WELL, THERE'S YOUR PROBLEM
Here's an article from a major national newspaper that gets the whole ties, links, collaboration distinction exactly right:
Putin's statement came as Bush, Vice President Cheney and other administration officials are defending their statements -- made before the war and as recently as this week -- that Hussein's government had a relationship with Osama bin Laden's al Qaeda organization. Earlier this week, the staff of the commission investigating the Sept. 11, 2001, attacks said there were contacts between Iraq and al Qaeda, "but they do not appear to have resulted in a collaborative relationship."

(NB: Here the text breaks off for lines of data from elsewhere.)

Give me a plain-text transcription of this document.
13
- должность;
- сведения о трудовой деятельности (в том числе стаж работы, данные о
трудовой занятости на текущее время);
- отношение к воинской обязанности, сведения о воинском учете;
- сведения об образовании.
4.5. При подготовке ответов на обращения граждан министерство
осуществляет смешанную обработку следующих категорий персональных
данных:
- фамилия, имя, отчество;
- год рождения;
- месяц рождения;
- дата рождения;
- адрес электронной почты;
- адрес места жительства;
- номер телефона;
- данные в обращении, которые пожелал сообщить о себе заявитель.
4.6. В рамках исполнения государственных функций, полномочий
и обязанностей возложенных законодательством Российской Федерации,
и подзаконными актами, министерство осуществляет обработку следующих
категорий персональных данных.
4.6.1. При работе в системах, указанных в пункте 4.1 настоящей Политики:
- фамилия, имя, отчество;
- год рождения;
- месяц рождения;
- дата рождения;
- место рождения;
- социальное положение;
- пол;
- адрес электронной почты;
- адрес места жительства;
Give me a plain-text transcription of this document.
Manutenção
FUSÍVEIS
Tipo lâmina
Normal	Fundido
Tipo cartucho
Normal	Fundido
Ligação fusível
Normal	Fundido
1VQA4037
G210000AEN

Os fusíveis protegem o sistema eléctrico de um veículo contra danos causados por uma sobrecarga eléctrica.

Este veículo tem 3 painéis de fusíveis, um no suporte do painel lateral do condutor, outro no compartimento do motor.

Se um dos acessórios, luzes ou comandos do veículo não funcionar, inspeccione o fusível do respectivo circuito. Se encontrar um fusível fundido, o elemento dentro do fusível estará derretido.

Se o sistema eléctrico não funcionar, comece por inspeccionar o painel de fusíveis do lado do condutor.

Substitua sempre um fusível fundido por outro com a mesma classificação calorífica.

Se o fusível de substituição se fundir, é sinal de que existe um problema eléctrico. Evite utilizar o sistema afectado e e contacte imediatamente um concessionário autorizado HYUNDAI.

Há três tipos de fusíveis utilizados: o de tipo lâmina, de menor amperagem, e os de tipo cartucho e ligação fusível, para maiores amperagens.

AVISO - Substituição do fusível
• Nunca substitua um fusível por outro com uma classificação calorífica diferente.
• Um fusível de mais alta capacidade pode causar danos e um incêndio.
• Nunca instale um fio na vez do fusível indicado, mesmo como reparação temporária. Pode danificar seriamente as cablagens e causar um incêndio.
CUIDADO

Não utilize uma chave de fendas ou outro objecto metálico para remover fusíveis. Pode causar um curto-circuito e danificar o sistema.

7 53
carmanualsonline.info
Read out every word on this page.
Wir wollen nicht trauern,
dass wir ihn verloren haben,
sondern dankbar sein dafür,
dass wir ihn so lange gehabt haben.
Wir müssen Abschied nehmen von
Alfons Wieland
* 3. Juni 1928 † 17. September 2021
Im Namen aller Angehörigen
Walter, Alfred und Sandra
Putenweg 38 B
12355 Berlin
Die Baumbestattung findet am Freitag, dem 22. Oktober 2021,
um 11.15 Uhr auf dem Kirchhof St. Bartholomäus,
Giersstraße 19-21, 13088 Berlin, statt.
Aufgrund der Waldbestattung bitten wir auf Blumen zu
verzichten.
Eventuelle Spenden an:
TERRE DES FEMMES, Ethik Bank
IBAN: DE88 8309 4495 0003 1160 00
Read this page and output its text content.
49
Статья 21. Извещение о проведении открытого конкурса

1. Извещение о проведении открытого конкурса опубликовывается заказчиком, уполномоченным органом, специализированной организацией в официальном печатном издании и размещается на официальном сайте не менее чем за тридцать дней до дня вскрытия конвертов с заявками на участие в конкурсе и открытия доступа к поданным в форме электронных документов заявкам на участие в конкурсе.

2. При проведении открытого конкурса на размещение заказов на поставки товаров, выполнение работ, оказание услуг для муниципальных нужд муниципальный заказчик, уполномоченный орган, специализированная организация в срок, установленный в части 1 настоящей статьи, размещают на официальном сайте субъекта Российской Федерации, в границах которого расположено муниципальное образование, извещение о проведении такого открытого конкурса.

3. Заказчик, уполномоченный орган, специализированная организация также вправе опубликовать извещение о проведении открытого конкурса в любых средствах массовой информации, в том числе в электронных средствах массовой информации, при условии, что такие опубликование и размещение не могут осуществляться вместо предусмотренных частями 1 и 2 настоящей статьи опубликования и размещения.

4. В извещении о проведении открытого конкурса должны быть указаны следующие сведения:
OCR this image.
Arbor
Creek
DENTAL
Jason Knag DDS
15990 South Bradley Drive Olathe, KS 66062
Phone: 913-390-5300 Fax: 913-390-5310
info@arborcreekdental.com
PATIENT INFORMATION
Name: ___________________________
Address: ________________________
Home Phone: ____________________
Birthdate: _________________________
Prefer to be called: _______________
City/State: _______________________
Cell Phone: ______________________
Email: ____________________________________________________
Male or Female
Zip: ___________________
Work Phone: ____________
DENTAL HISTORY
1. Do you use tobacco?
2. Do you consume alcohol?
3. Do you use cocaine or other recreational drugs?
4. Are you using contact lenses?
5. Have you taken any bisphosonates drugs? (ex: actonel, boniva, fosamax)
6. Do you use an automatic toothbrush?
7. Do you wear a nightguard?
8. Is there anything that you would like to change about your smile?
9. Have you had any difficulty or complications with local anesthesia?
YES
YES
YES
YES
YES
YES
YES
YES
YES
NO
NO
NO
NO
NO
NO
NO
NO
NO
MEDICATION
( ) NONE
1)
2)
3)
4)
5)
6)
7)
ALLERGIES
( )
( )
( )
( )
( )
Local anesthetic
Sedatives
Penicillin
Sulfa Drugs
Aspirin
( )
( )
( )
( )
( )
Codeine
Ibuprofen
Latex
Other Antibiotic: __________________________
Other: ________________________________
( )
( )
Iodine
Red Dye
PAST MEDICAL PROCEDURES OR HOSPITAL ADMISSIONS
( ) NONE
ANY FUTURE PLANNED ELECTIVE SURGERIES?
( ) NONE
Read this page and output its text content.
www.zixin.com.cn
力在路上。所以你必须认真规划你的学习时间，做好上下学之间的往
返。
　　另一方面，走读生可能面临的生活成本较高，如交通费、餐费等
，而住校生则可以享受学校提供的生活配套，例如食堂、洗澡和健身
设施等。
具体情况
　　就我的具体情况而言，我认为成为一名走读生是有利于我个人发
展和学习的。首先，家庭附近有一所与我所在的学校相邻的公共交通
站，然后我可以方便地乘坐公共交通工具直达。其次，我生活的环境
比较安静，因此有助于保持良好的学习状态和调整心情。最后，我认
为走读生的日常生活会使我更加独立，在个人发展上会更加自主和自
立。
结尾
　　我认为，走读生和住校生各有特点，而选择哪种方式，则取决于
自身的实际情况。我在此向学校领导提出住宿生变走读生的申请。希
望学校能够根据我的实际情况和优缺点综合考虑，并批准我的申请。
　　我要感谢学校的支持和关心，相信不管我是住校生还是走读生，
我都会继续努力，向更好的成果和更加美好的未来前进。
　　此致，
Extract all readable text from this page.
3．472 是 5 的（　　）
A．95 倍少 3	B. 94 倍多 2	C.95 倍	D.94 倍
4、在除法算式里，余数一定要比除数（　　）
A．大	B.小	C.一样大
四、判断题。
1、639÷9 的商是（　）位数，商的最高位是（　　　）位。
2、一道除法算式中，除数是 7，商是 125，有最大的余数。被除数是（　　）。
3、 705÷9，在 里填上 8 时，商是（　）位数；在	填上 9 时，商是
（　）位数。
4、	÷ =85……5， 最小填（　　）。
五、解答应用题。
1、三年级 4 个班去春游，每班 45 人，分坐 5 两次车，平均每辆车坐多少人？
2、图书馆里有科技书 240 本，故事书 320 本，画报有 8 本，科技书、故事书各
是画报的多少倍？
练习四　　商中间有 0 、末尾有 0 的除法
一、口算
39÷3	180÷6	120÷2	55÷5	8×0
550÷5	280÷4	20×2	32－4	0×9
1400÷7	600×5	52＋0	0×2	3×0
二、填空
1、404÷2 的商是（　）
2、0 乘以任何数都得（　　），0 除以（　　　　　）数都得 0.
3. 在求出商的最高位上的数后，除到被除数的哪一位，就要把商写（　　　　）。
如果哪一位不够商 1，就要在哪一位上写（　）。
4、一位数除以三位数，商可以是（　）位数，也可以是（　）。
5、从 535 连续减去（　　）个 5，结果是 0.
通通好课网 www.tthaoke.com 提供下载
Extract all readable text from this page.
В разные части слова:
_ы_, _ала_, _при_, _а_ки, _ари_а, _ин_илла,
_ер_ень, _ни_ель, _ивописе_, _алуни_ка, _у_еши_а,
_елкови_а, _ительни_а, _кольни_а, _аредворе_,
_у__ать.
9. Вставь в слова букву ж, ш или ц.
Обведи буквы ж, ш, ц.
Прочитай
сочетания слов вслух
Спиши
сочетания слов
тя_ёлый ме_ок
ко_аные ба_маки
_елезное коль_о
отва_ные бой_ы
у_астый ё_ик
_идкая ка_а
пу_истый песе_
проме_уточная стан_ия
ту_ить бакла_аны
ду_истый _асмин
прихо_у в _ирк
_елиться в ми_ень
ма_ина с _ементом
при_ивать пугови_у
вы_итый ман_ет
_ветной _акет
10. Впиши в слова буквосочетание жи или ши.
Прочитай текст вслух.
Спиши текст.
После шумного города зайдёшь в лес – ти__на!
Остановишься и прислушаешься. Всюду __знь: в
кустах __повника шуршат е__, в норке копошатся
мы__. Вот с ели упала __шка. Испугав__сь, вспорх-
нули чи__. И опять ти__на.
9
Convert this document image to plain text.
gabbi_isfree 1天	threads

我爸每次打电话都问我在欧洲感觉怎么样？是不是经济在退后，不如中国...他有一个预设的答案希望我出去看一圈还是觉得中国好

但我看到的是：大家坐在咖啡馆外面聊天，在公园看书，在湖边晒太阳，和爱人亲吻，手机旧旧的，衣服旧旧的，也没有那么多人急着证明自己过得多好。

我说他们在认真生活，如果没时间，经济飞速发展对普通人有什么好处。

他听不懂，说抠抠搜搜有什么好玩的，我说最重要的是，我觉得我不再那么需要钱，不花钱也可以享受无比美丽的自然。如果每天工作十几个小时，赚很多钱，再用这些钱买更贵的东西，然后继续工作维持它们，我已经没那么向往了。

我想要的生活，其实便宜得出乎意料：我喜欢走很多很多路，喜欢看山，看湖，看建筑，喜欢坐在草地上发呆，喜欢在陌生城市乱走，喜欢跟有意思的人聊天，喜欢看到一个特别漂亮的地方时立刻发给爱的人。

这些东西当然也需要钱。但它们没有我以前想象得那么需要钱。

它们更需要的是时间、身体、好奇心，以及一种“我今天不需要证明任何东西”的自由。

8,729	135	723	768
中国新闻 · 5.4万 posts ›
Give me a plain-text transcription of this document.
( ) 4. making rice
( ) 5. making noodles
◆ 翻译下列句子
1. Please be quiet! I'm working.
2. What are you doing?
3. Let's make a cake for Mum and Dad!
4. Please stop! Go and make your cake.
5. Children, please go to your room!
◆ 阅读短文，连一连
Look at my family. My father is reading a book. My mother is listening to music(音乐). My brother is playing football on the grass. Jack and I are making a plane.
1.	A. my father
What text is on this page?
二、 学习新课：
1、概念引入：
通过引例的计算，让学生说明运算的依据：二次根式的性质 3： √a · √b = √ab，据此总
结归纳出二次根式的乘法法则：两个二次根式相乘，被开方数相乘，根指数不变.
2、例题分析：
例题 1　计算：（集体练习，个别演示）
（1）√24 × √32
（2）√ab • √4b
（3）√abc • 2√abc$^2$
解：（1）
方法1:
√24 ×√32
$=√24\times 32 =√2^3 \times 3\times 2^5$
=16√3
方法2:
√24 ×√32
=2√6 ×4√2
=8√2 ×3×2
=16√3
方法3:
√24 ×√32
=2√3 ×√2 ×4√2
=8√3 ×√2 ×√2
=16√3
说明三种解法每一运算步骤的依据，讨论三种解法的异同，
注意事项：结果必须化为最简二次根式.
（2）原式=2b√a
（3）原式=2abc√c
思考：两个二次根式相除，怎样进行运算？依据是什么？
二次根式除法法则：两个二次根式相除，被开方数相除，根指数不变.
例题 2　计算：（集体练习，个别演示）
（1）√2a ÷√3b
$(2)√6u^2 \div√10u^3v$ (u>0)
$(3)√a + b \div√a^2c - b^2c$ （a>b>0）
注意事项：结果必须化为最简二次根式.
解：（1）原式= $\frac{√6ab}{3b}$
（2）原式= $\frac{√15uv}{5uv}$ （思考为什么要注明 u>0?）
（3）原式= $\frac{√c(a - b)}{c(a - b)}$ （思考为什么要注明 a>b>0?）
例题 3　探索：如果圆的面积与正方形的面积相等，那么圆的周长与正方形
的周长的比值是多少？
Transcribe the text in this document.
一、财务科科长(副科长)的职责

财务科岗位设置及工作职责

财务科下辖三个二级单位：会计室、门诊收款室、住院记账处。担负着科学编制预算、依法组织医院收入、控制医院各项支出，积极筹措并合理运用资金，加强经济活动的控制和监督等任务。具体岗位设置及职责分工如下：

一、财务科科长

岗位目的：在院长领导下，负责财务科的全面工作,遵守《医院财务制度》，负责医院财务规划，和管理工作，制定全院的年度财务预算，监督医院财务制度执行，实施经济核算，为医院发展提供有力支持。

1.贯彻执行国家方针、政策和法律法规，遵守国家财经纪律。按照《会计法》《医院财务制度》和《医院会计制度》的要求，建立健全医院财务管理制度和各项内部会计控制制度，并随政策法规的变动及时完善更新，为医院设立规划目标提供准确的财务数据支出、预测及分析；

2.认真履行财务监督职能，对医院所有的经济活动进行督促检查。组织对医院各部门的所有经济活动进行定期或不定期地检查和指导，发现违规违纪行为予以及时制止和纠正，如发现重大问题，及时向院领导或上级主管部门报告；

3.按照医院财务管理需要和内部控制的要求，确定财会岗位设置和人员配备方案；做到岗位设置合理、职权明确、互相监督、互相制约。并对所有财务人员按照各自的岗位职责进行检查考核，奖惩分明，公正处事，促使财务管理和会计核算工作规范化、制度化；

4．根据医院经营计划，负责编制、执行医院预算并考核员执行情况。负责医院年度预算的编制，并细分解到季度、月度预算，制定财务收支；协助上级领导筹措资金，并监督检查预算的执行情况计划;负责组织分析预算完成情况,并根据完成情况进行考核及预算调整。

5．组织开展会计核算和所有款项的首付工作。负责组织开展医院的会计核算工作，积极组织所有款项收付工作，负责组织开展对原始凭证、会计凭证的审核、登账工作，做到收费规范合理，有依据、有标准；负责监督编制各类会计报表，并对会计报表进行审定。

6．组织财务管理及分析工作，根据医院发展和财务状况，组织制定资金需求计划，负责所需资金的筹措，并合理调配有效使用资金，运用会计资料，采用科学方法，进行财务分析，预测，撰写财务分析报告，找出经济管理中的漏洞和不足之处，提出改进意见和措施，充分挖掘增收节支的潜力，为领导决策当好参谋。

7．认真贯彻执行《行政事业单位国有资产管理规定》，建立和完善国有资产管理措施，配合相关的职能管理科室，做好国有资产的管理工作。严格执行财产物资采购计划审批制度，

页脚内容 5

And seeing that it suddenly struck me what a big part of the problem was. This paragraph is stuck in a story on the Russian President saying he'd passed the US intell on Saddam's intentions to commit anti-US terrorism, important enough, but clearly on the peripheries on the story. But it's written by a national security beat reporter, Walter Pincus. The bulk of the stories we've all been complaining about, all these front page stories about what's been said by the Commission, and how the Commission has differed from the President, and the President has refused to give up on the argument -- all those stories have been written by political and White House beat reporters -- Dana Milbank, Richard Stevenson, David Sanger -- and covered by broadcast's White House beat reporters -- David Gregory, John Roberts, Terry Moran.
I'm not excusing their work, I'm not saying it was any less the result of the combination of sloppiness and pissiness I thought it was yesterday.
I'm saying that national security beat guys would maybe be just too dern interested in the story to allow themselves to get swept up in that kind of games playing.